Set containing only the base Base.null.

val min_valid_absolute_address : unit -> Abstract_interp.Int.t

val max_valid_absolute_address : unit -> Abstract_interp.Int.t

Bounds for option absolute-valid-range

Size of a base

val bits_sizeof : t -> Int_Base.t

type access =

`\|`	`Read of Abstract_interp.Int.t`
`\|`	`Write of Abstract_interp.Int.t`
`\|`	`No_access`

Access kind: read/write of k bits, or no access. Without any access, an offset must point into or just beyond the base ("one past the last element of the array object", non-array object being viewed as array of one element).

val is_valid_offset : access -> t -> Ival.t -> bool

is_valid_offset access b offset holds iff the ival offset (expressed in bits) is completely valid for the access of base b (it only represents valid offsets for such an access). Returns false if offset may be invalid for such an access.

val valid_offset : ?bitfield:bool -> access -> t -> Ival.t

Computes all offsets that may be valid for an access of base t. For bases with variable or unknown validity, the result may not satisfy is_valid_offset, as some offsets may be valid or invalid. bitfield is true by default: the computed offset may be offsets of bitfields. If it is set to false, the computed offsets are byte aligned (they are all congruent to 0 modulo 8).

Misc

val is_read_only : t -> bool

Is the base valid as a read/write location, or only for reading. The const attribute is not currently taken into account.

val is_weak : t -> bool

Is the given base a weak one (in the sens that its validity is Weak).

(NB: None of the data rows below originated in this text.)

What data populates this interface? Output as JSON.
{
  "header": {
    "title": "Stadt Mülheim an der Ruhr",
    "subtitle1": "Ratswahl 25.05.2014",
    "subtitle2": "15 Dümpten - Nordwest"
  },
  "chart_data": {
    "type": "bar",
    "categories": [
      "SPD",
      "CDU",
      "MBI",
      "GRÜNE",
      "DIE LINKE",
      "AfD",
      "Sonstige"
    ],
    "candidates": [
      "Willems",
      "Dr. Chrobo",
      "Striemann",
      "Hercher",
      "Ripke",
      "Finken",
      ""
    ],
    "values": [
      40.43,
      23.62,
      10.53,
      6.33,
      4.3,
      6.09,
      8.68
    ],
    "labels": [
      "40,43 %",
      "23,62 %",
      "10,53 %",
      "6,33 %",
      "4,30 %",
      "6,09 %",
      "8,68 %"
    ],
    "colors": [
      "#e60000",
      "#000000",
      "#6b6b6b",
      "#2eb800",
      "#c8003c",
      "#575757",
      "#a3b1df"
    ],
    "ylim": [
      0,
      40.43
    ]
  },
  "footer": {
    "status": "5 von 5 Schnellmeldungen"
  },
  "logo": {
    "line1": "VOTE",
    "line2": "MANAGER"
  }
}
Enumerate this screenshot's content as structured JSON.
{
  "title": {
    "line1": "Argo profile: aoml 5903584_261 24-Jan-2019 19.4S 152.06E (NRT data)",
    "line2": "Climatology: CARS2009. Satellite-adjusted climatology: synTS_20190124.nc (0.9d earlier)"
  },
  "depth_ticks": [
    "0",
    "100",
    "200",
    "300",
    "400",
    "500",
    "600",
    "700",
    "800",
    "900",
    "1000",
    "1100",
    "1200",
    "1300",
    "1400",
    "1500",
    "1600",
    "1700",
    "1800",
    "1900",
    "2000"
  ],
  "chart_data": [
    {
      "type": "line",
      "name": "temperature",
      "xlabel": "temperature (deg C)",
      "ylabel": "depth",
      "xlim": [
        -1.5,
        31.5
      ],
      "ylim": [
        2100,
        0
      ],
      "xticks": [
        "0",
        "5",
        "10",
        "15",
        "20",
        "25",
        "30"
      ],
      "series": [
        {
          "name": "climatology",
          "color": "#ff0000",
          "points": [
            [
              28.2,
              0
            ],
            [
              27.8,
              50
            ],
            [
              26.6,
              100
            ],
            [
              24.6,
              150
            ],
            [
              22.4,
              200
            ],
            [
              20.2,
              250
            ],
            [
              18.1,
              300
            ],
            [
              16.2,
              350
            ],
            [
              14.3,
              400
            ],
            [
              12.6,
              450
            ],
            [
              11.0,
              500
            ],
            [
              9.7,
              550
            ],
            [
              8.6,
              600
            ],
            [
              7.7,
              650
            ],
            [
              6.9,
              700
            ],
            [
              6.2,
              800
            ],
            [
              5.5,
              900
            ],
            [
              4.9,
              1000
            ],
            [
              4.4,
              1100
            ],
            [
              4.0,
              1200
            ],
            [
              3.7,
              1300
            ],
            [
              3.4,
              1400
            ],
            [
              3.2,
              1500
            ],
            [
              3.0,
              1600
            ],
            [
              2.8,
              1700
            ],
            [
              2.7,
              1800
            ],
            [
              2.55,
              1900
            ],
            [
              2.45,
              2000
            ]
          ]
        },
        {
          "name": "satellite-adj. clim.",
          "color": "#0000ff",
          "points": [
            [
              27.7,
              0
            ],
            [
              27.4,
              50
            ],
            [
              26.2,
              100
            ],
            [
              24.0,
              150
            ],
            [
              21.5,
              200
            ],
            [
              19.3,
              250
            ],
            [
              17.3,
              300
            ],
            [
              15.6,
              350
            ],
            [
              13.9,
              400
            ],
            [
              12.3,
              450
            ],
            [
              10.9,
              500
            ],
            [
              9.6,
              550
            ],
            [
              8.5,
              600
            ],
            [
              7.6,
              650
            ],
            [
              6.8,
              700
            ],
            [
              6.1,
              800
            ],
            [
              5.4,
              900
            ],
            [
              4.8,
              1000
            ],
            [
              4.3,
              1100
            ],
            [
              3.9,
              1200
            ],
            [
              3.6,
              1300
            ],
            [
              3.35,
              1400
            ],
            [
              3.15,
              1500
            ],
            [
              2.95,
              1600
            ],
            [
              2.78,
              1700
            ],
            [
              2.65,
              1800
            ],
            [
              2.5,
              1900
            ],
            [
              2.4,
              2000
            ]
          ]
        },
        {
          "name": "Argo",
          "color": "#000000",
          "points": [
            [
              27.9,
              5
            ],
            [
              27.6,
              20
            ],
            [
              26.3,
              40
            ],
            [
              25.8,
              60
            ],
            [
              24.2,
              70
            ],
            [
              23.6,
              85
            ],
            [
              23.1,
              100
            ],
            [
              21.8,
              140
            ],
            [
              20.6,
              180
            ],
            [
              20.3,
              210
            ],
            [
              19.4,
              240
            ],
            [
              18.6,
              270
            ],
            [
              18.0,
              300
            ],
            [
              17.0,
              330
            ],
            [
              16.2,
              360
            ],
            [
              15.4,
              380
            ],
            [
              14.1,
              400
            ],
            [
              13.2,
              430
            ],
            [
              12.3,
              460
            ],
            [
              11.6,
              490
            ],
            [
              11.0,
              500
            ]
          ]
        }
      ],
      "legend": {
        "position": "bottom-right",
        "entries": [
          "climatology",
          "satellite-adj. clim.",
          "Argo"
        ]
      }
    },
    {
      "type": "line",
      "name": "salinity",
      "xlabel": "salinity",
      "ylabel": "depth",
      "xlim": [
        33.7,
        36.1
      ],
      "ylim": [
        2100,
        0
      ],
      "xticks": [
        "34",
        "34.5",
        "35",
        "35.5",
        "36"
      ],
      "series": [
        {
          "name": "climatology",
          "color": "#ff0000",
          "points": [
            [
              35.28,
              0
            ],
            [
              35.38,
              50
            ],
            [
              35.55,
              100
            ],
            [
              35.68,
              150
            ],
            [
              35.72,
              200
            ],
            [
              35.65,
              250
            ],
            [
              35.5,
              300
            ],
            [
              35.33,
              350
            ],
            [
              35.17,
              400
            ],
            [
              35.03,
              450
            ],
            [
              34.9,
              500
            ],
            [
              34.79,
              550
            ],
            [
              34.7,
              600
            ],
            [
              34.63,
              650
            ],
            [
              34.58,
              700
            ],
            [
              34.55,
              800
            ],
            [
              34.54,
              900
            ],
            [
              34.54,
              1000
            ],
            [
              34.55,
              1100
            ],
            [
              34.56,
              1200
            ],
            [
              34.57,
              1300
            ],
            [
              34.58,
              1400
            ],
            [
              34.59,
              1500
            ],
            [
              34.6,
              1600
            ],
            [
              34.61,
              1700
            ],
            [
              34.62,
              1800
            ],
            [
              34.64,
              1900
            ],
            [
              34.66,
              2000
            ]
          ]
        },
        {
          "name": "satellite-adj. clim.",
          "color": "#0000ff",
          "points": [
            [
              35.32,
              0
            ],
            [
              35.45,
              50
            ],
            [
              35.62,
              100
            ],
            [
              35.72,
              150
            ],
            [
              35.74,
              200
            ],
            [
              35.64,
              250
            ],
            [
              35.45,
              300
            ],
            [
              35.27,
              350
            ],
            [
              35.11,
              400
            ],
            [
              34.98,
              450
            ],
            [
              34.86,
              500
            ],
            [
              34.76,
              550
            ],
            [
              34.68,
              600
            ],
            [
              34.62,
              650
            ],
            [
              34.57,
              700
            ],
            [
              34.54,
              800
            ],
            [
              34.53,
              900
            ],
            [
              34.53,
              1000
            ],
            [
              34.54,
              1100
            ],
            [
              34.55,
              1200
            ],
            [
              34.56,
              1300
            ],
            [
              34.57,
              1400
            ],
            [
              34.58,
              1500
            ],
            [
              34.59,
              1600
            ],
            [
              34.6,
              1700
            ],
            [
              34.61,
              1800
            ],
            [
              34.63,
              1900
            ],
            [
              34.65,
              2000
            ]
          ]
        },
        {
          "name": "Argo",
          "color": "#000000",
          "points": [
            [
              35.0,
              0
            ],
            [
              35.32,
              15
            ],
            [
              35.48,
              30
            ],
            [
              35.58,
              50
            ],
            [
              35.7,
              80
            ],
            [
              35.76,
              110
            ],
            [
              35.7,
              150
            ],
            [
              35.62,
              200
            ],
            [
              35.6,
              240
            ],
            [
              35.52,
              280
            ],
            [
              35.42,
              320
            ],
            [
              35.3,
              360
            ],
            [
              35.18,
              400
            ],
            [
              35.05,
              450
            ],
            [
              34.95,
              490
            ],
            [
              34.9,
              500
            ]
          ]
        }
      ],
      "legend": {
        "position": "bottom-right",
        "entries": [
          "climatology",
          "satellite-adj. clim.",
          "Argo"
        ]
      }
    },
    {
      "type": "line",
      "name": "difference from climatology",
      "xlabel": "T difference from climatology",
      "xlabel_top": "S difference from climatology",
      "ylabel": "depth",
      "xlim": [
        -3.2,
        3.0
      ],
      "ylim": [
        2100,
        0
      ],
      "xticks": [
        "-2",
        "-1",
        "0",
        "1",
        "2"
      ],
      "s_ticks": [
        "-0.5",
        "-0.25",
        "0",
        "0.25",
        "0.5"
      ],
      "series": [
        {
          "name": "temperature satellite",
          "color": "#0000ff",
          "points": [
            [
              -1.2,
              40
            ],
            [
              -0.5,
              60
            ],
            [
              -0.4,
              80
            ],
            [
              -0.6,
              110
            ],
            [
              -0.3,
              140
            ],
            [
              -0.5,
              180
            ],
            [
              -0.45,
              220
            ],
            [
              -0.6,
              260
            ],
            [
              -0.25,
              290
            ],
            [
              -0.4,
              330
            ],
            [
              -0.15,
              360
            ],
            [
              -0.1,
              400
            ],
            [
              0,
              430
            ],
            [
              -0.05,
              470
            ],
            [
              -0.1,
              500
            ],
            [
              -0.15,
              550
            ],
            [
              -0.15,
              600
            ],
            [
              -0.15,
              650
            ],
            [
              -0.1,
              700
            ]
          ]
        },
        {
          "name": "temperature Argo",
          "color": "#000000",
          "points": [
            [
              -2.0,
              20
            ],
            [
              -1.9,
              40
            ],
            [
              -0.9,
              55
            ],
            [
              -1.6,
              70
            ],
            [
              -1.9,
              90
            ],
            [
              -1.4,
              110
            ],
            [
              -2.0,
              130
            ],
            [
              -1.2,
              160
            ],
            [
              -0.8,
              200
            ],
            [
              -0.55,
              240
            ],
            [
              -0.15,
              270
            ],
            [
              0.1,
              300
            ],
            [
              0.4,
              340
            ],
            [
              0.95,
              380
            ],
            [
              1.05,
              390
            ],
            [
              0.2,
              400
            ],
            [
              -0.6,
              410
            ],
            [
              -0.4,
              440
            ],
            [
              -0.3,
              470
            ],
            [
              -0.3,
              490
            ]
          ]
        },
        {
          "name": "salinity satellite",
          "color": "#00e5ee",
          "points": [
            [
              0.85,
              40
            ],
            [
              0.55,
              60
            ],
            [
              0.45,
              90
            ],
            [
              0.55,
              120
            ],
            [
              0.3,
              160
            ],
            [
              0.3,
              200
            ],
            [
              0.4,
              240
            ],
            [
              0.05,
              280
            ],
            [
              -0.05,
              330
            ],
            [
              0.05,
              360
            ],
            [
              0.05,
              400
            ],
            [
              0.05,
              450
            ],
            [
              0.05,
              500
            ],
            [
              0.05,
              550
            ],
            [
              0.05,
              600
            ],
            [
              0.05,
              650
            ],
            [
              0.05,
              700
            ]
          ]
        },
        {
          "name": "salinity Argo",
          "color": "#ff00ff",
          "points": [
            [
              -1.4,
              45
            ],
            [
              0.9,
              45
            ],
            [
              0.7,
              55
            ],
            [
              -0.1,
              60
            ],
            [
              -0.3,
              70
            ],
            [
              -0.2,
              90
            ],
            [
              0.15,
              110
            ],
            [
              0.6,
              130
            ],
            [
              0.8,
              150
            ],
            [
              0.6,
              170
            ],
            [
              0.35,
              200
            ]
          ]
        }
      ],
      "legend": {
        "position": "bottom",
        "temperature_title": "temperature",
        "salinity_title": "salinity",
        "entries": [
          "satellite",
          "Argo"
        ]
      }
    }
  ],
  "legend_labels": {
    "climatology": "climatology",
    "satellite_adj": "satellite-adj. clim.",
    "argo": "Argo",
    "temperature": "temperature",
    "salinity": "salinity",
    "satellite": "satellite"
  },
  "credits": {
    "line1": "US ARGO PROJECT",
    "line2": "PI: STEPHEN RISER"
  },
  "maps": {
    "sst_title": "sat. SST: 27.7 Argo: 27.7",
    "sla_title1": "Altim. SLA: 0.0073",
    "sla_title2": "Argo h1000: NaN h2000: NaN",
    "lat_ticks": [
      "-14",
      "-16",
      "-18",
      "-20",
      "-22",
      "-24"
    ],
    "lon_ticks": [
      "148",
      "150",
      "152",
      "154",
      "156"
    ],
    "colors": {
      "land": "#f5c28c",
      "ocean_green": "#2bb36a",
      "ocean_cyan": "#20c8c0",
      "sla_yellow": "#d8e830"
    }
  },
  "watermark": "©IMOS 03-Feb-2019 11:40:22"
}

Only possible for Allocated bases.

val id : t -> int

val is_aligned_by : t -> Abstract_interp.Int.t -> bool

Registering bases

This is only useful to create an initial memory state for analysis, and is never needed for normal users.

val register_allocated_var : Cil_types.varinfo -> deallocation -> validity -> t

Allocated variables are variables not present in the source of the program, but instead created through dynamic allocation. Their field vsource is set to false.

val register_memory_var : Cil_types.varinfo -> validity -> t

Memory variables are variables not present in the source of the program. They are created only to fill the contents of another variable. Their field vsource is set to false.